One passenger, who didn’t want his name mentioned, told The Guardian that serious accidents, nevertheless, have been averted in the last few months due to the vigilance of train drivers and NRC officials. He regretted that motorists, especially commercial bus operators, are in the habit of flouting traffic rules as a result of impatience and recklessness, and that with such disposition, NRC officials can do little to keep them from impending danger.

The Lagos District Public Relations Officer, Khadijat Adekomaiya, said safety is crucial to the NRC, a reason it stationed personnel who run shifts at crossings. She explained that the role of these workers is to pull down a barrier across the track whenever a train was approaching.

“These things are mechanical and could, sometimes, break down. Every day, however, our engineering team goes round to observe any of the barriers that are damaged. The problem is that we are in a country where people do not care about public properties. That is the reason these facilities are vandalized often. Also, sometimes, drivers do not comply with rules requiring them to keep off the tracks, especially at crossings. Even when officers at the crossings ask them to stop, many drivers do not obey.”

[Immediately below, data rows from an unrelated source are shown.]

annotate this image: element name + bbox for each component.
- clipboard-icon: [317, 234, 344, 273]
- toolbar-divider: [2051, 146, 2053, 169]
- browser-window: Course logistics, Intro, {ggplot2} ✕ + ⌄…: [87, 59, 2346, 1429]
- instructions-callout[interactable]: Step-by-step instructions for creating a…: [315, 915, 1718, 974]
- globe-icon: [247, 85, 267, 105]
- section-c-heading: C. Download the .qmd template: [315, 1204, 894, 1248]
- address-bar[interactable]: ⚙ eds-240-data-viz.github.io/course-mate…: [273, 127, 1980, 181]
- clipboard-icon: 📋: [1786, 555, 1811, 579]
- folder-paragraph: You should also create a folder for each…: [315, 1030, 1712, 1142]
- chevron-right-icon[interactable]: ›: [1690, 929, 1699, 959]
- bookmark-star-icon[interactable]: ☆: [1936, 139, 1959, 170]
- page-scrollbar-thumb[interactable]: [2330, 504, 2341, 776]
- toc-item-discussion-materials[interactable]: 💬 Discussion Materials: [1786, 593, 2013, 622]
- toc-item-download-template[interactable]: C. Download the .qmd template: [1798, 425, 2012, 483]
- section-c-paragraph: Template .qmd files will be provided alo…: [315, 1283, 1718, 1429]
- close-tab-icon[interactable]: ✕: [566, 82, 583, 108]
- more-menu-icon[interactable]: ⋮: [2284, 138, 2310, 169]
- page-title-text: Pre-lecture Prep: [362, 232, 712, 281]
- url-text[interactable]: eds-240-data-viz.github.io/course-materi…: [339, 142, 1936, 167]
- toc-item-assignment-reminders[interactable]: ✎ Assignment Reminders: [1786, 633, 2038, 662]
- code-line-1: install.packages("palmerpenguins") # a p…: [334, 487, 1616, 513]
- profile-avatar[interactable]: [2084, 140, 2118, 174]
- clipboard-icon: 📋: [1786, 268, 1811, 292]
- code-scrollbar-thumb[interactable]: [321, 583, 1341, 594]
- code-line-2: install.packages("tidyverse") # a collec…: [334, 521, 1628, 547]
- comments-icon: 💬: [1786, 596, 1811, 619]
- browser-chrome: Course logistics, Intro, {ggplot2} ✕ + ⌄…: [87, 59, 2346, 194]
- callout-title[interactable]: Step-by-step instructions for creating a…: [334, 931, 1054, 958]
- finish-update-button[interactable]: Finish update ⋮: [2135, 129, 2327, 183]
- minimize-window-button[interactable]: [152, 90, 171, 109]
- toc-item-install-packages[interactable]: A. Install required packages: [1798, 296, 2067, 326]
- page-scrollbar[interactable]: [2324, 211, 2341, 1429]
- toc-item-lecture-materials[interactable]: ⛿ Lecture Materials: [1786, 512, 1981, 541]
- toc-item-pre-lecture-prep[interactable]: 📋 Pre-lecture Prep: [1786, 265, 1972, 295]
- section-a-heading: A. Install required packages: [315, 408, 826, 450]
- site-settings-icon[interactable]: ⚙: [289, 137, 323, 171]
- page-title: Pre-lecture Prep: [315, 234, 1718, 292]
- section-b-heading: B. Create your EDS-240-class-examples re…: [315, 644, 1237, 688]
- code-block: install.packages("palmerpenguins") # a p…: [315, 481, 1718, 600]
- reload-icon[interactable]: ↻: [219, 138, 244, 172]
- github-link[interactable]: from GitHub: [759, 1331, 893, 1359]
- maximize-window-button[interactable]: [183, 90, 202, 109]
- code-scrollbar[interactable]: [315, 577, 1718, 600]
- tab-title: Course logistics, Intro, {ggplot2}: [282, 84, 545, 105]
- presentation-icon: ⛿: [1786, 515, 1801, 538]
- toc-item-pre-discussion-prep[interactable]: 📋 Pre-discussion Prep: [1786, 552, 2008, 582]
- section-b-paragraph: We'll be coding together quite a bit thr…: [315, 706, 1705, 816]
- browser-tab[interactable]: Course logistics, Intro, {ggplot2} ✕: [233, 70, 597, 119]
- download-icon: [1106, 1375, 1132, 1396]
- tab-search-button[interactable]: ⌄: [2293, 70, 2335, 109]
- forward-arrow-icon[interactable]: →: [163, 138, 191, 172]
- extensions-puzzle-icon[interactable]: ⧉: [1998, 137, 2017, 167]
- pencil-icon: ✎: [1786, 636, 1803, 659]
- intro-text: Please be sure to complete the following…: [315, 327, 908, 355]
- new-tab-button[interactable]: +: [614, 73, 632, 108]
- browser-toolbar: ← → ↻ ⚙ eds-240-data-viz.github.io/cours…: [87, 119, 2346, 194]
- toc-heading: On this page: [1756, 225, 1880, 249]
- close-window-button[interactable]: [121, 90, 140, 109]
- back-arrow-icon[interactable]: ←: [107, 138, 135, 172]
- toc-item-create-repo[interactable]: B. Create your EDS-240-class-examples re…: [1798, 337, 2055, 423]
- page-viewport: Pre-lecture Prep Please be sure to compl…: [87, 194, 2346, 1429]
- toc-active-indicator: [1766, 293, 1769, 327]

According to her, when drivers violate the rule and flee, the officers report the cases to the police for prosecution. “They are required to pay a fine. And when they are apprehended at the scene they are handed over to the police for prosecution,” she said.

Asked whether her organization has become helpless in checkmating people who sit on train tops and hang on doors, Adekomaiya disagreed. She said that besides enlightenment campaigns warning that persons who engage in such endanger their lives, the Corporation’s task force set up to ensure compliance has arrested many offenders. She disclosed that rather than have a change of heart, the offenders would return the following and day and repeat the same.

“We had a raid recently by the task force. It comprised the police, Man O War and the NRC staff. There were about 200 illegal passengers riding on our train. We were able to nab over 50 and handed them over to the Police.
The continuity of the illegality is not because of our inconsistency in raiding the offenders. Though we acknowledge the need for more coaches, the reality is that as a public entity, available facilities are insufficient for all that are interested in using them.

“It should be noted that we cannot, single-handedly, take the decision, as a publicly owned corporation, to get additional coaches, because we report to the Ministry of Transport, and I think the federal government is looking at how to continue with what the previous government has done to improve the railway system.

“The NRC for a long time was moribund but now we run 14 trips a day. This means we carry over 9000 passengers. We also now move containers and petroleum products to different parts of Nigeria. We know there is room for growth.”